I have a docker that runs django celery worker via supervisord, the program setup is pretty simple
[program:celery_priority]
command=python manage.py celery worker -E -Q priority --concurrency=2 --loglevel=ERROR
directory=/var/lib/app
stdout_events_enabled = true
stderr_events_enabled = true
stopwaitsecs = 600
[program:celery_medium]
command=python manage.py celery worker -E -Q medium --concurrency=2 --loglevel=ERROR
directory=/var/lib/app
stdout_events_enabled = true
stderr_events_enabled = true
stopwaitsecs = 600
[program:celerycam]
command=python manage.py celerycam
directory=/var/lib/app
stdout_events_enabled = true
stderr_events_enabled = true
stopwaitsecs = 600
Our deployment cycle uses fig to manage dockers, here is how our fig.yml file looks like for the worker
worker:
build: .docker/worker
command: normal
volumes_from:
- appdata
hostname: workerprod
domainname: project.internal
links:
- redis
- rabbit
- appdata
- mail
The problem that we are facing is that, when we try to use fig restart worker
the supervisord program fails because it finds conflict in pid with following error
[130.211.XX.XX] out: worker_1 | celery_medium stderr | [2015-02-13 13:40:54,271: WARNING/MainProcess] ERROR: Pidfile (/tmp/med_celery.pid) already exists.

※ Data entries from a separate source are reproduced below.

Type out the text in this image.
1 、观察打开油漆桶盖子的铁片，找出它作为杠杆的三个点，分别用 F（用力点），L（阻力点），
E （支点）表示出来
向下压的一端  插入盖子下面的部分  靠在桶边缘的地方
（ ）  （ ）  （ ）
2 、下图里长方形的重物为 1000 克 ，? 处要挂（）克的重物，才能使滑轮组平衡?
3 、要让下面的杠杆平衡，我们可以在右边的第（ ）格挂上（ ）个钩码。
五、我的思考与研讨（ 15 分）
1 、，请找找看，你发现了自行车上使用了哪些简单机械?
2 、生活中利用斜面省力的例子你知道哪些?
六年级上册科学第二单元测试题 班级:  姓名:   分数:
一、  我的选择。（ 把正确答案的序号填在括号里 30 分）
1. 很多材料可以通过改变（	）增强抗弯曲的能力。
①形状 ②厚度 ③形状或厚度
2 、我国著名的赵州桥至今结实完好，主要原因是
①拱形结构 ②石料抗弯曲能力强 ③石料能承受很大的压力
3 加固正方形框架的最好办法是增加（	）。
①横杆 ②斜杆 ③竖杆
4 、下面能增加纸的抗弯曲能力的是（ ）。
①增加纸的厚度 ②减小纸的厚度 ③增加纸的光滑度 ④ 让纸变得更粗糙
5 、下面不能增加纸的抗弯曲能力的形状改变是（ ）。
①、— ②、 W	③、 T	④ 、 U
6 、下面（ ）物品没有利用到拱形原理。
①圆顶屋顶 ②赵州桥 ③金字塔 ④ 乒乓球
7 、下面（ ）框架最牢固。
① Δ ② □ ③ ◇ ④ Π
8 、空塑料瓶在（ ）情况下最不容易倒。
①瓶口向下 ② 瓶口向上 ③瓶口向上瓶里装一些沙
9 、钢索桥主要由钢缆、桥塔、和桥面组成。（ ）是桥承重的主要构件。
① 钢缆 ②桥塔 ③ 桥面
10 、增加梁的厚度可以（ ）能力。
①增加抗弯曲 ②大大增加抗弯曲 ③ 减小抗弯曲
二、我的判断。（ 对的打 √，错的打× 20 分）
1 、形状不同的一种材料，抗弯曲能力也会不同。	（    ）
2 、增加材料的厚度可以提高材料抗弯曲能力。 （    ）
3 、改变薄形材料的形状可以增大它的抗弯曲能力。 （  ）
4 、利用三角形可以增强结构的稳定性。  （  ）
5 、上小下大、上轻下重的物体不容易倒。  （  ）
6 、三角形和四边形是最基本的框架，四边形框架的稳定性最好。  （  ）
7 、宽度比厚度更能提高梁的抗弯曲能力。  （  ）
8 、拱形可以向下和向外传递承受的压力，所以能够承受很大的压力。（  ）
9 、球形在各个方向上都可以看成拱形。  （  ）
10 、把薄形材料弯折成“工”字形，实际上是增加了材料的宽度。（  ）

[130.211.XX.XX] out: worker_1 | Seems we're already running? (pid: 17)
[130.211.XX.XX] out: worker_1 | celery_priority stderr | [2015-02-13 13:40:54,272: WARNING/MainProcess] ERROR: Pidfile (/tmp/priority_celery.pid) already exists.

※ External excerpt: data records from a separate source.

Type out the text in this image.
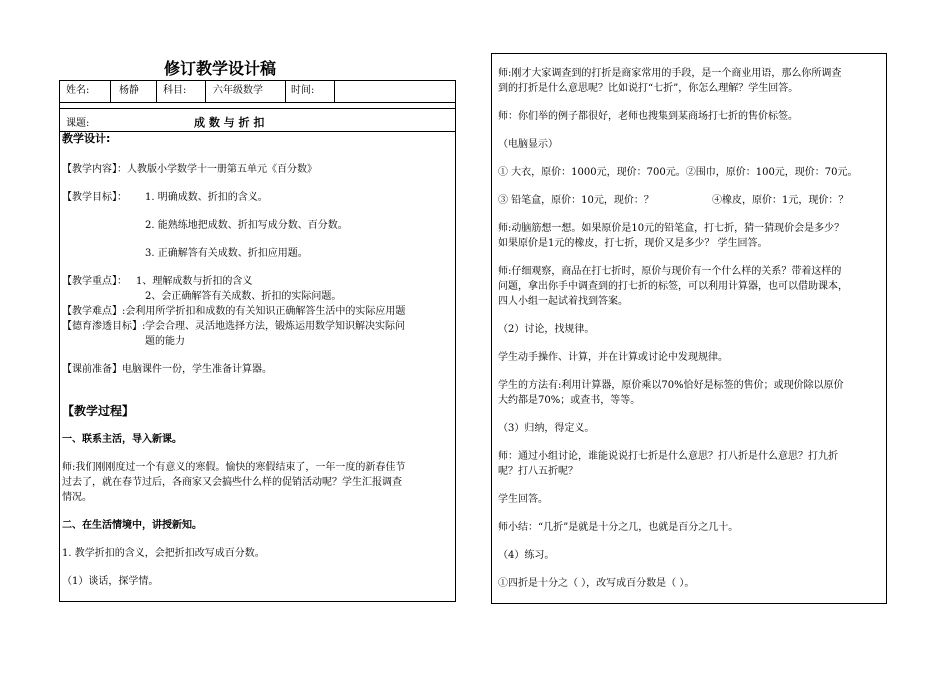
修订教学设计稿
姓名:	杨静 科目:	六年级数学	时间:
课题:	成 数 与 折 扣
教学设计:
【教学内容】：人教版小学数学十一册第五单元《百分数》
【教学目标】： 1. 明确成数、折扣的含义。
2. 能熟练地把成数、折扣写成分数、百分数。
3. 正确解答有关成数、折扣应用题。
【教学重点】： 1、理解成数与折扣的含义
2、会正确解答有关成数、折扣的实际问题。
【教学难点】:会利用所学折扣和成数的有关知识正确解答生活中的实际应用题
【德育渗透目标】: 学会合理、灵活地选择方法，锻炼运用数学知识解决实际问
题的能力
【课前准备】电脑课件一份，学生准备计算器。
【教学过程】
一、联系主活，导入新课。
师:我们刚刚度过一个有意义的寒假。愉快的寒假结束了，一年一度的新春佳节
过去了，就在春节过后，各商家又会搞些什么样的促销活动呢？学生汇报调查
情况。
二、在生活情境中，讲授新知。
1. 教学折扣的含义，会把折扣改写成百分数。
（1）谈话，探学情。
师:刚才大家调查到的打折是商家常用的手段，是一个商业用语，那么你所调查
到的打折是什么意思呢？比如说打“七折”，你怎么理解？学生回答。
师：你们举的例子都很好，老师也搜集到某商场打七折的售价标签。
（电脑显示）
① 大衣，原价：1000元，现价：700元。②围巾，原价：100元，现价：70元。
③ 铅笔盒，原价：10元，现价：？	④橡皮，原价：1元，现价：？
师:动脑筋想一想。如果原价是10元的铅笔盒，打七折，猜一猜现价会是多少？
如果原价是1元的橡皮，打七折，现价又是多少？ 学生回答。
师:仔细观察，商品在打七折时，原价与现价有一个什么样的关系？带着这样的
问题，拿出你手中调查到的打七折的标签，可以利用计算器，也可以借助课本，
四人小组一起试着找到答案。
（2）讨论，找规律。
学生动手操作、计算，并在计算或讨论中发现规律。
学生的方法有:利用计算器，原价乘以70%恰好是标签的售价；或现价除以原价
大约都是70%；或查书，等等。
（3）归纳，得定义。
师：通过小组讨论，谁能说说打七折是什么意思？打八折是什么意思？打九折
呢？打八五折呢？
学生回答。
师小结：“几折”是就是十分之几，也就是百分之几十。
（4）练习。
①四折是十分之（ ），改写成百分数是（ ）。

[130.211.XX.XX] out: worker_1 | Seems we're already running? (pid: 16)
[130.211.XX.XX] out: worker_1 | 2015-02-13 18:40:54,359 INFO exited: celery_medium (exit status 0; expected)
[130.211.XX.XX] out: worker_1 | 2015-02-13 18:40:54,359 INFO exited: celery_priority (exit status 0; expected)
[130.211.XX.XX] out: worker_1 | 2015-02-13 18:40:55,360 INFO success: celerycam entered RUNNING state, process has stayed up for > than 1 seconds (startsecs)
Yet, when we use fig -d up worker
it works, because apparently with up
fig tried to re-create the container and not use existing one. But this causes all linked services to recreate too and hence lose RabbitMQ data and Redis cache.
Is there a way to restart the docker using simple fig restart worker
and making sure that pid clears when restarting? please advise
Create an ENTRYPOINT
script that cleans up any state data before running your CMD
. E.g.
FROM someotherimage
COPY entrypoint.sh /entrypoint.sh
ENTRYPOINT ["/entrypoint.sh"]
And in entrypoint.sh
:
#!/bin/sh
rm -f /tmp/*.pid
exec "$@"
The ENTRYPOINT
script will run every time the container starts, and will ensure that any pid files in /tmp
are cleared out before running the container command.